In order to detach and keep the mind calm, so that when you sit for meditation you are able to withdraw the mind, you must take the first step in spiritual practice—the practice of karma yoga. Karma yoga is the fundamental practice on which meditation is built. No meditation is possible without karma yoga; it doesn’t matter what you do.
Someone who practises karma yoga acts in two ways. Firstly, a karma yogi is continuously meditating while working. When he serves others, he sees Lord Narayana: “Oh Lord, I am working and worshipping and serving You through this particular person. Thank you for giving me this opportunity.” Secondly, he detaches from the result of the action he is doing. He is not attached to the result of the action he is performing, good or bad. Master Sivananda would start all his teachings with the instruction “Serve, serve, serve.” This is what karma yoga is—serving. During service the karma yogi, whether working in the office, washing the dishes, worshipping in the temple, mowing the lawn, whatever he is doing, knows that the work is worship.
Karma yoga, during which you learn detachment, is the first step in meditation. Until detachment develops, until you are able to renounce, no meditation is possible.
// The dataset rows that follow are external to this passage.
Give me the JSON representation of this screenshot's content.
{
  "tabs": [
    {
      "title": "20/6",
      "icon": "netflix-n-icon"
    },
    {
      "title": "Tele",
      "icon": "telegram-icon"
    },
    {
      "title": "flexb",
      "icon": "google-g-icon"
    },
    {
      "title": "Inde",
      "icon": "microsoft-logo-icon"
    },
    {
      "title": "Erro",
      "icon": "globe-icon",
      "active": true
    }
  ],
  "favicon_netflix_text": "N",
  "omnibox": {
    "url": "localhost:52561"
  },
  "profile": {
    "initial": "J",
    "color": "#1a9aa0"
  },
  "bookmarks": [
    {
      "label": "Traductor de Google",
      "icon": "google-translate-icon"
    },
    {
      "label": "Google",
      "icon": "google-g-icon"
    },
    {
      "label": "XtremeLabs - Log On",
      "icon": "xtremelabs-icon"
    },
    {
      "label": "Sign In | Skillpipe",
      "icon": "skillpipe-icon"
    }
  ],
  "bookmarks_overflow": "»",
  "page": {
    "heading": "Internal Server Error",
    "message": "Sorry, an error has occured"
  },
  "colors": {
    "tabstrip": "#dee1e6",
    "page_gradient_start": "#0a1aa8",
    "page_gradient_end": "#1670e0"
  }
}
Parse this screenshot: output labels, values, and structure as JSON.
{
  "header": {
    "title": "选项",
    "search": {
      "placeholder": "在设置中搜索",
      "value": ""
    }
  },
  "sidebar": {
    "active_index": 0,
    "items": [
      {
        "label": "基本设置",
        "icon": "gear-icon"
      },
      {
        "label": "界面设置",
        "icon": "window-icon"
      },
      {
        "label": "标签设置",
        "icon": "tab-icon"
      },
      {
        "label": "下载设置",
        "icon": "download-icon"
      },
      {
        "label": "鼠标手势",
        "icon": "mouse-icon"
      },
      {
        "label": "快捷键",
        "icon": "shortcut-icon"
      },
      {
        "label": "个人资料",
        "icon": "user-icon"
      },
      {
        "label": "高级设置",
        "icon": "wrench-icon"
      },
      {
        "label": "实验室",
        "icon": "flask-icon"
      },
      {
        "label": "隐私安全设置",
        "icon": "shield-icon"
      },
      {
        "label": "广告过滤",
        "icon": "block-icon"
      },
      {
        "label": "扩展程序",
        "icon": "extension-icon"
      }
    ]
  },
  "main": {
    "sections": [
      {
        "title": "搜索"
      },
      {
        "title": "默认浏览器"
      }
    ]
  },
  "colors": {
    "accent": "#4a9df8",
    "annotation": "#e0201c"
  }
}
You may do innumerable activities during your day, if you are practising karma yoga then the mind will not be perturbed by anything, because you have trained the mind to be inward all the time. Others will look at you and say, “Ah, he’s just like any other person working.” They cannot see the secret of your inner peace. Only you can touch it, you can feel it. A yogi’s inner life is secretly guarded. He never expresses it to the outside world. Outwardly he behaves just like an ordinary person, but inside he is a fathomless ocean. He has touched infinite peace. Nothing can affect him inside. This is the place where the result of practice of karma yoga takes you. And then only is meditation possible. You cannot describe that peace. But it takes time. It takes time and patience. You must work hard for years and years and detach yourself every moment from your actions, and then the first step comes, PEACE. Peace comes.
Detach yourself from every action, yet carry out your responsibilities. Don’t shirk your responsibilities. A haphazard life is not yoga because it shows there is no steadiness of mind. When a yogi takes on a job, he keeps on it until it is finished. His mind will not waver. He can focus on anything and that is why he is successful. If he takes on a responsibility, his mind will not waver. Even if death comes, he will not move; he is steady. That is the power of the yogic mind—it is focused at every moment. Some people do a little here, a little there, a little here, a little there. They move around in a haphazard world. This is not meditation.
One who truly meditates can turn out more work in less time, without bringing unhappiness to himself or anyone else. There is peace inside. His actions are all on a sattvic (pure) level, and everyone who comes in contact with him is naturally uplifted. In his presence even the laziest will find strength and encouragement, uplift. They find they perform actions they could or would not perform anywhere else, just because of the yogi’s presence, because he is a dynamic dynamo. Tamas (lethargy) will not prevail in front of such a yogi.
Meditation starts with detachment in your day-to-day life. This is one of the first lessons to learn. See the Lord in all. Serve all. Serve the sick, the suffering, the destitute. See not the names and forms, but the indwelling Supreme Presence. This will hasten your progress in concentration and meditation. You will get to understand that service and realisation are the two wings of the same bird of Self-knowledge.